Project new inputs into PLS latent space (X-scores).

fit()

Fit the PLS regression on the (optionally transformed) training data.

load(filename) classmethod

Load a fitted emulator from a file.

Parameters

filename : str Path to the saved emulator file.

Returns

Emulator The loaded emulator instance.

predict(pvals)

Predict outputs from input parameter values.

Returns a Series for a single-row input (matching the DSIAE/DSI convention used by the PEST++ forward-run helper) and a DataFrame for multi-row input.

prepare_pestpp(t_d, pst=None, verbose=False, **kwargs)

Generic method to prepare a PEST++ interface for the emulator.

This method automates the creation of template files, instruction files, control files, and the forward run script needed to run the emulator within a PEST++ workflow (e.g. IES).

Parameters

t_d : str Path to the template directory where files will be written. pst : Pst, optional A Pst object representing the original control file. Useful for scraping constraint weights, observation lists, etc.

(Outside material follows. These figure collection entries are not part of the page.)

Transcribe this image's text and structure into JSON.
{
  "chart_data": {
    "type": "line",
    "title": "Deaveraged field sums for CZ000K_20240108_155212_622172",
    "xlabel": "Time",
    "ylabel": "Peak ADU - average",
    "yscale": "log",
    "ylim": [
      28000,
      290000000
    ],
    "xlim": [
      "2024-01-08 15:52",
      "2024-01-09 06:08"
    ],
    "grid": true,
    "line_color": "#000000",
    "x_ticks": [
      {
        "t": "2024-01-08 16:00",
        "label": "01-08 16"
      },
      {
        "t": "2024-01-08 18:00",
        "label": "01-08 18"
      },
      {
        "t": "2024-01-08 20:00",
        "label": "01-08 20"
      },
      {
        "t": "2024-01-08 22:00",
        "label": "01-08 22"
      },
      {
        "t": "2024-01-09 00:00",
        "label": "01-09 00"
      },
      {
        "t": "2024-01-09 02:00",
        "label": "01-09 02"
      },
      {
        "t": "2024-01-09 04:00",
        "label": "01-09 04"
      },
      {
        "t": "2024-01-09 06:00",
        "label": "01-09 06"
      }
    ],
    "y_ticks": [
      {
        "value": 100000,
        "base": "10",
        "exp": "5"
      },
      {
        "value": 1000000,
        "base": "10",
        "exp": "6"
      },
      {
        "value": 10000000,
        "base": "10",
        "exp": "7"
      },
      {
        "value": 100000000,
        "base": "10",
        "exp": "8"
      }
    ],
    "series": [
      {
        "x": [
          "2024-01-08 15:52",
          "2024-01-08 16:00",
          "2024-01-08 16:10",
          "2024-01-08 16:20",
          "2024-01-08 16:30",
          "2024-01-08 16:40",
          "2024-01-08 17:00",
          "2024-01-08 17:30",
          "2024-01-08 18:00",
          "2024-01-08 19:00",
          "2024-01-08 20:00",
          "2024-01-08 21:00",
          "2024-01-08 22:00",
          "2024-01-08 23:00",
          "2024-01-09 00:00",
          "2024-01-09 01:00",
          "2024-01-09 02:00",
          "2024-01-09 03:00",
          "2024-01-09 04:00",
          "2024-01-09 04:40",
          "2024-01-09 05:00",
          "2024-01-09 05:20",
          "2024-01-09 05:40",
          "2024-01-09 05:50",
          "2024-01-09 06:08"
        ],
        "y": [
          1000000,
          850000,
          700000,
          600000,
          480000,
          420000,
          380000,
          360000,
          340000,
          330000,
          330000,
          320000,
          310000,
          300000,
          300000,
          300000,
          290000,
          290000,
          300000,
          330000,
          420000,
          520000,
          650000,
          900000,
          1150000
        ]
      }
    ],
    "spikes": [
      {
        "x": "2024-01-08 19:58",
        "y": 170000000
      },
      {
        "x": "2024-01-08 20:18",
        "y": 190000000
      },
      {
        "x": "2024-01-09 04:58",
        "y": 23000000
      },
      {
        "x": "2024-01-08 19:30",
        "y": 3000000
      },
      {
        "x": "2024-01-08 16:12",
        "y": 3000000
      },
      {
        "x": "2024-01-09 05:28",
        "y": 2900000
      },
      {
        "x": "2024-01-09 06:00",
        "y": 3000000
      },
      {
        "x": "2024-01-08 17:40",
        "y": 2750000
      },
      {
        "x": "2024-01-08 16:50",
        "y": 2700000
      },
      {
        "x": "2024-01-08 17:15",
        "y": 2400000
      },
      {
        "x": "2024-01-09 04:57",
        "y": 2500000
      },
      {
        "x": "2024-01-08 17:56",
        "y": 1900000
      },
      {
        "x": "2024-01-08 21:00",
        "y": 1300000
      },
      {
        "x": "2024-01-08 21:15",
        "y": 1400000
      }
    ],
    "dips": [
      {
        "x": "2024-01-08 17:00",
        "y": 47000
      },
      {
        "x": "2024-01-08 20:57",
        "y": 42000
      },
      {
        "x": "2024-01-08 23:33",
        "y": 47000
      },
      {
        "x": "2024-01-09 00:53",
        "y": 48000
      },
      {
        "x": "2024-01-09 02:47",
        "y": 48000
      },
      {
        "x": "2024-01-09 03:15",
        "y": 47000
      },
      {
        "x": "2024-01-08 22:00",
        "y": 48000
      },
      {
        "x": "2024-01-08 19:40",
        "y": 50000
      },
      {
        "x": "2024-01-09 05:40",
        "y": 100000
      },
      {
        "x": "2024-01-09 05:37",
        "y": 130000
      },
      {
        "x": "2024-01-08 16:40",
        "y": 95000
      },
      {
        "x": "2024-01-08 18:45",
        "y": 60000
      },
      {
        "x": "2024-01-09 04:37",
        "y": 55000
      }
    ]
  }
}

Subclasses may use this to determine specific parameters or observations. verbose : bool Enable verbose logging.

Returns

Pst The generated Pst object for the emulator.

save(filename)

Save the fitted emulator to a file.

Parameters

filename : str Path to save the emulator.

pls_file_forward_run(emu_file='pls.pickle', input_file='pls_pars.csv', output_file='pls_sim_vals.csv')

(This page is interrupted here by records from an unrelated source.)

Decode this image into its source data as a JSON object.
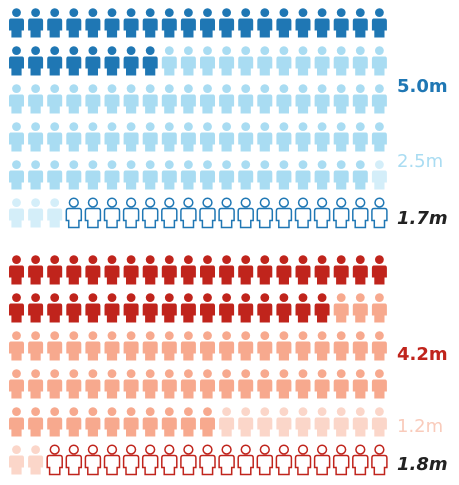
{
  "chart_data": {
    "type": "pictogram",
    "groups": [
      {
        "segments": [
          {
            "label": "5.0m",
            "value": 5.0,
            "color": "#1f77b4"
          },
          {
            "label": "2.5m",
            "value": 2.5,
            "color": "#a9dcf2"
          },
          {
            "label": "1.7m",
            "value": 1.7,
            "color": "#1f77b4"
          }
        ]
      },
      {
        "segments": [
          {
            "label": "4.2m",
            "value": 4.2,
            "color": "#c0241c"
          },
          {
            "label": "1.2m",
            "value": 1.2,
            "color": "#f7a98e"
          },
          {
            "label": "1.8m",
            "value": 1.8,
            "color": "#c0241c"
          }
        ]
      }
    ]
  }
}
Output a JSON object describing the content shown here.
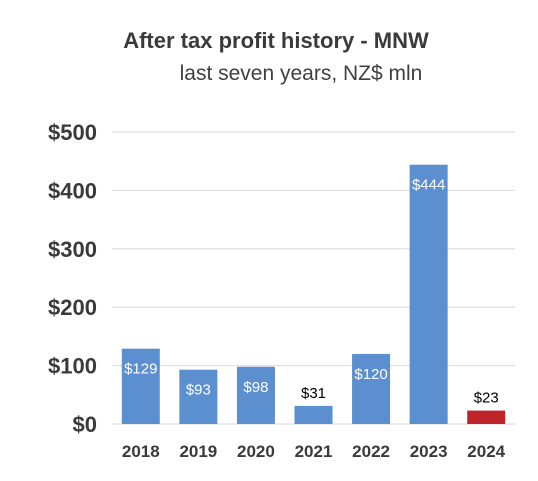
{
  "chart_data": {
    "type": "bar",
    "title": "After tax profit history - MNW",
    "subtitle": "last seven years, NZ$ mln",
    "xlabel": "",
    "ylabel": "",
    "categories": [
      "2018",
      "2019",
      "2020",
      "2021",
      "2022",
      "2023",
      "2024"
    ],
    "values": [
      129,
      93,
      98,
      31,
      120,
      444,
      23
    ],
    "data_labels": [
      "$129",
      "$93",
      "$98",
      "$31",
      "$120",
      "$444",
      "$23"
    ],
    "ylim": [
      0,
      500
    ],
    "yticks": [
      0,
      100,
      200,
      300,
      400,
      500
    ],
    "ytick_labels": [
      "$0",
      "$100",
      "$200",
      "$300",
      "$400",
      "$500"
    ],
    "grid": true,
    "legend": "none",
    "colors": {
      "bar": "#5b8fcf",
      "highlight_bar": "#c0242b",
      "highlight_category": "2024",
      "grid": "#d9d9d9",
      "tick_text": "#3a3a3a",
      "label_inside": "#ffffff",
      "label_outside": "#000000"
    }
  }
}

File-based forward-run helper for a fitted PLS emulator.

Loads the pickled emulator, reads parameter values from input_file, calls emu.predict, and writes the resulting observation values to output_file. Used when prepare_pestpp(use_runstor=False).

pls_runstore_forward_run(ws='.', pst_name='pls', emu_file='emulator.pkl')

Runstor-based forward-run helper for a fitted PLS emulator.

PESTPP-IES in panther / external run-manager mode (/e) reads/writes realisations through a binary RunStor ({pst_name}.rns) rather than via CSV files. The plain file-based helper never sees the rns and so the obs columns stay zero-filled -- that's the failure mode this function fixes. Mirror of :func:pyemu.utils.helpers.dsi_runstore_forward_run.

NOTE: this function's source is embedded verbatim in the generated forward_run.py (via inspect.getsource), so it must stay ASCII-only -- on Windows the script is read back with whatever the locale encoding is, and non-ASCII bytes break the UTF-8 source parse.